The spatial and temporal characteristics of passenger flow are analyzed. It shows that the passenger volume between big cities such as Guangzhou, Wuhan, Changsha, and Shanghai is higher. The passengers prefer to travel during the time 9 : 00–12 : 00. The cross-line passengers travelling on WG-HSR make up a large proportion, and most of the cross-line passengers travel from Guangzhou to Shanghai.
At last, the paper gets the relationship between load rate, running distance, and running time based on the real records data concerning load rate. The correlation between load rate and the running distance of non-cross-line trains is positive while the correlation between load rate and running distance of cross-line trains is negative. Compared to running distance of trains, the load rate does not change much over the time. The load rate of trains in different sections is uneven, and the existing train operation plan should be improved based on the actual passenger demand.

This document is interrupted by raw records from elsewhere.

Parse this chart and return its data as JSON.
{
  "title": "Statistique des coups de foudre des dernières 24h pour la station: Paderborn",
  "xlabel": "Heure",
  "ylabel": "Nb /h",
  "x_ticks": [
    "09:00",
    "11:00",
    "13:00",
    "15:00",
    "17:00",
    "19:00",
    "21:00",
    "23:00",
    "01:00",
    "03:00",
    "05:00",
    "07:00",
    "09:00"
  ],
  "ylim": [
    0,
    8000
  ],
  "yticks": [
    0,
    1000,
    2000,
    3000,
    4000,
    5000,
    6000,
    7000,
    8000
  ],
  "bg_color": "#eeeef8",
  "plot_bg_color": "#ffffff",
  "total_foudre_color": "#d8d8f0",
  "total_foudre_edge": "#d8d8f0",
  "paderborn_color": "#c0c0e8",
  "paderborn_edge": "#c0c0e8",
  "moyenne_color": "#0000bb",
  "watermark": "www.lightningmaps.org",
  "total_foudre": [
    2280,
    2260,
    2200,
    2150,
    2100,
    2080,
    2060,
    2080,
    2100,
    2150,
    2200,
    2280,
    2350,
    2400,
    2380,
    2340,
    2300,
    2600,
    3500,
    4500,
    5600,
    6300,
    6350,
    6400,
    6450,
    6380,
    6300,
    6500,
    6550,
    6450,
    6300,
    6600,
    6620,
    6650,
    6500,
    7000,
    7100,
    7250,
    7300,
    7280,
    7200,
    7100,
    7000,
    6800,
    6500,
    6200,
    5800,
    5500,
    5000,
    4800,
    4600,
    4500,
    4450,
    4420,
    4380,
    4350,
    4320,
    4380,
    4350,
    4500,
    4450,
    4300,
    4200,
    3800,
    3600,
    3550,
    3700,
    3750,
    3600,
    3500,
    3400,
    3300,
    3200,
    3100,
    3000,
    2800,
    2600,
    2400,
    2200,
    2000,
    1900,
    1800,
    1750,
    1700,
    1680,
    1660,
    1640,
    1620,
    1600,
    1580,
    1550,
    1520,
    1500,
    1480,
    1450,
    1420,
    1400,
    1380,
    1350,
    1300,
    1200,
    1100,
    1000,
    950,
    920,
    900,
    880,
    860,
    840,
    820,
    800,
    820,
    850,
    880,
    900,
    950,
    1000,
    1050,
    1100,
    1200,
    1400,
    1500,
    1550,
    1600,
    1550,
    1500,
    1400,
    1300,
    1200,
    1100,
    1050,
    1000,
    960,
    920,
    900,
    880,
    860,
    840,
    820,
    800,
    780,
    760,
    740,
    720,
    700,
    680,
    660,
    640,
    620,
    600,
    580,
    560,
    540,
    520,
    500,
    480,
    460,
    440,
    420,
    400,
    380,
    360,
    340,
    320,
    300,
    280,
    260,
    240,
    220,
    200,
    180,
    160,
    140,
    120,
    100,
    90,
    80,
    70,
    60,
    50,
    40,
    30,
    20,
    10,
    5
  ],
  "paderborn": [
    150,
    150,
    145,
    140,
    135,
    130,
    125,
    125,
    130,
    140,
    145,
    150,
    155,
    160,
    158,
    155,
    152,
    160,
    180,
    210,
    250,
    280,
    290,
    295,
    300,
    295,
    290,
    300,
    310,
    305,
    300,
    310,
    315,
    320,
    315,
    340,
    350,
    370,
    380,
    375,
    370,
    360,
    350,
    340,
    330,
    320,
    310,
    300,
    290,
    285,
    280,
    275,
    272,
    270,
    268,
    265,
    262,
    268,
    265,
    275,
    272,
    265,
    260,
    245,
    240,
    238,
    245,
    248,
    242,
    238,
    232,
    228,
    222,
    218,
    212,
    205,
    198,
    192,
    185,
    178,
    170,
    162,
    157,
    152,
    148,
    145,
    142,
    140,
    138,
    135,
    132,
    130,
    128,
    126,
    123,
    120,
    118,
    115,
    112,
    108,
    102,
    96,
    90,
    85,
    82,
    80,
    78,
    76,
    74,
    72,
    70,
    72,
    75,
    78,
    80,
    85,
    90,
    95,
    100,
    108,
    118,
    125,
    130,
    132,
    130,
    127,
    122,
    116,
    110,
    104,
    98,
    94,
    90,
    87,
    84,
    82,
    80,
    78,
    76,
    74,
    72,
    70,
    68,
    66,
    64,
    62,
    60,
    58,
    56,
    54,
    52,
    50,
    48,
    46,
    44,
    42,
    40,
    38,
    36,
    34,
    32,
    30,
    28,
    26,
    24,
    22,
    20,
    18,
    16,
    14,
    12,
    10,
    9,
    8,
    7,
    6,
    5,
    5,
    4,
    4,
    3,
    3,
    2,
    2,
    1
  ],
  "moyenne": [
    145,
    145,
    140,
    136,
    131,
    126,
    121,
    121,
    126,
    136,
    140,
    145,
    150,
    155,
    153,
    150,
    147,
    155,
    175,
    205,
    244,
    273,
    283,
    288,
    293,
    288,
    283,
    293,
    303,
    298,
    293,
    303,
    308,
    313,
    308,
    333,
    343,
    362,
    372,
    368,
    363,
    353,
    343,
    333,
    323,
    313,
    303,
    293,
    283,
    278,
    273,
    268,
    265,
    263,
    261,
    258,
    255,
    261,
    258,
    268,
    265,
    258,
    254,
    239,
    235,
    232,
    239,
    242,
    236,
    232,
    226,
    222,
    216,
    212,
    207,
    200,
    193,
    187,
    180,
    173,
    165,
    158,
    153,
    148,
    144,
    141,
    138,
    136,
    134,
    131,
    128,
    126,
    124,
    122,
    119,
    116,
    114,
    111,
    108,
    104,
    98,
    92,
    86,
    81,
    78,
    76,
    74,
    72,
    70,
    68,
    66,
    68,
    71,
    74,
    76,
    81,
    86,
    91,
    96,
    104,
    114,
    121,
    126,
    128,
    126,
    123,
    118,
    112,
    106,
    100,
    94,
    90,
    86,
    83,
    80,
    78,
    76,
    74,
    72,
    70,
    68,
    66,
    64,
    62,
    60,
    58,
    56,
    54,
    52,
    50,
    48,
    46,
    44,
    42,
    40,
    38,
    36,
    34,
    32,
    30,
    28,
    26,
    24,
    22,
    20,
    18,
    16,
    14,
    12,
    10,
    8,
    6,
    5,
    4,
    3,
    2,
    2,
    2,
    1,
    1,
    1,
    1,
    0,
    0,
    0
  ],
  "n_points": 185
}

This work is part of our research on capacity evaluation of Chinese HSR. Some limitations should be addressed in future work. For instance, some more ticket-booking data related to cross-line trains should be got to analyze the passenger distribution on WG-HSR, and the relationship between characteristics of passenger flow and capacity utilization should be explored. In our future study, an updated train operation plan and timetable should be proposed considering the passenger demand and capacity utilization.
Data Availability
The data used to support the findings of this study are available from the corresponding author upon request.
Conflicts of Interest
The authors declare that they have no conflicts of interest regarding the publication of this paper.
Acknowledgments
This work was supported by the Fundamental Research Funds for Chengdu University of Information Technology (Grand no. KYTZ202262), the National Nature Science Foundation of China (Grants nos. U1834209 and 71871188) and the Fundamental Research Funds for the Central Universities (Grant no. 2682021CX051). The authors are grateful for the contributions made by their project partners.